Technology keeps creeping ever deeper into our daily lives.
From smartphones that keep getting smarter and smarter to self-parking features built into new model cars, its grip on us grows ever tighter each year. Which makes some experts wonder: What will the financial advisor of the (near) future be like? Will tech take the place of people? How will the client’s personal needs continue to be addressed, and will they continue to receive the same level of trustworthy personal service that enables them to sleep soundly at night?
These are all fair questions. With so much changing so fast, it’s essential for us to consider what’s in store for our profession.
Successful investor-advisor relationships are built on a foundation of trust, understanding and mutual respect. As advisors, it’s vitally important that we dedicate time to understanding each client’s unique situation—their goals, hopes and fears, and the whole gamut of associated human emotions. Investing can be a very emotional experience over the long haul.
No machine, no matter how artificially intelligent, can understand those complicated feelings. No computer matrix can navigate, much less understand, the wave of convoluted and sometimes contradictory feelings that accompany making major decisions about your money.
But investors don’t need to worry about one day staring across the desk at Robby the Robot, squirming nervously as he coldly calculates their next financial moves. Their advisor will continue to have a human face.
Technology will play an increasing role in the investor-advisor relationship. But it will be a beneficial role that will only make a good thing better. Every advance in financial services-related software and systems frees up more time for advisors and their teammates to spend with the person who matters most: the client.
Relationships require the investment of time – lots of time. Building that crucial foundation of trust involves more than having the client fill out a questionnaire. An effective client connection is fueled by regular and substantive communication. The advisor must understand what the client wants to do with their money and why. That’s the only way to provide customized options tailored to fit the client’s always-evolving circumstances.

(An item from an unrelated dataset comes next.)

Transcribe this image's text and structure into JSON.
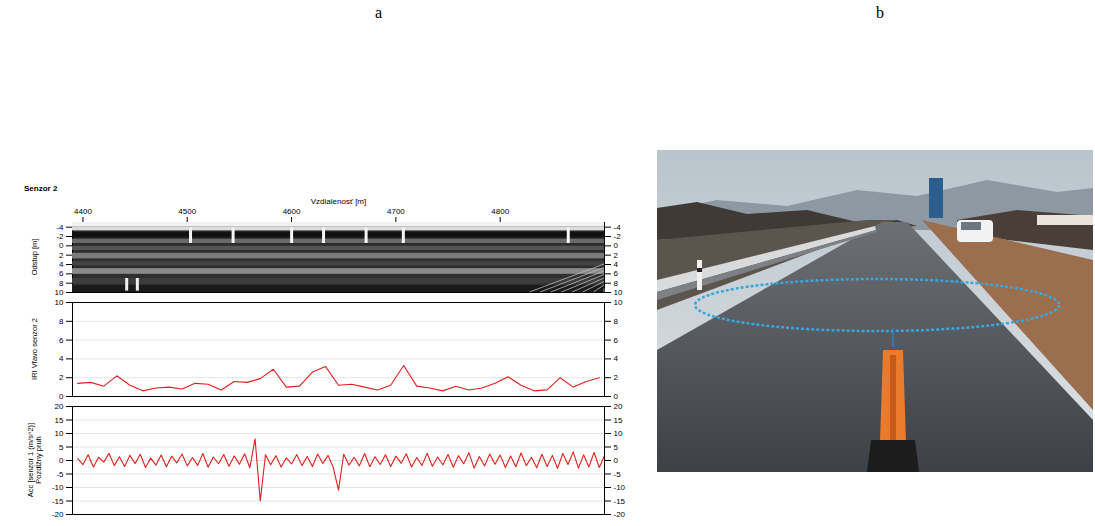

Negative human emotions such as guilt, shame, greed and fear and can cloud a client’s judgment and rob them of their confidence. A good advisor guides the client through this emotional maze. But before they can do that, they must first get to know the investor inside and out. That can only be accomplished by spending quality time learning all about them.
Only then can we can marry that comprehensive knowledge with continued progress in technology. Advancements in the not-too-distant future will enable you to successfully monitor macro changes in the markets to communicate them to clients more swiftly and explain their importance to their bottom line more succinctly. Best of all, tech advances will continue freeing up more one-on-one time for advisors.
The result will be a better experience for both parties. Advisors will gain a deeper, more insightful understanding of the person for whom they are working. At the same time, the client will have increased information that is more easily digestible and delivered by someone who has the time to truly understand their objectives, circumstances and needs.
So, there’s no reason to fear technology’s role in the on-going evolution of our profession. On the contrary, there’s every reason to be excited about it.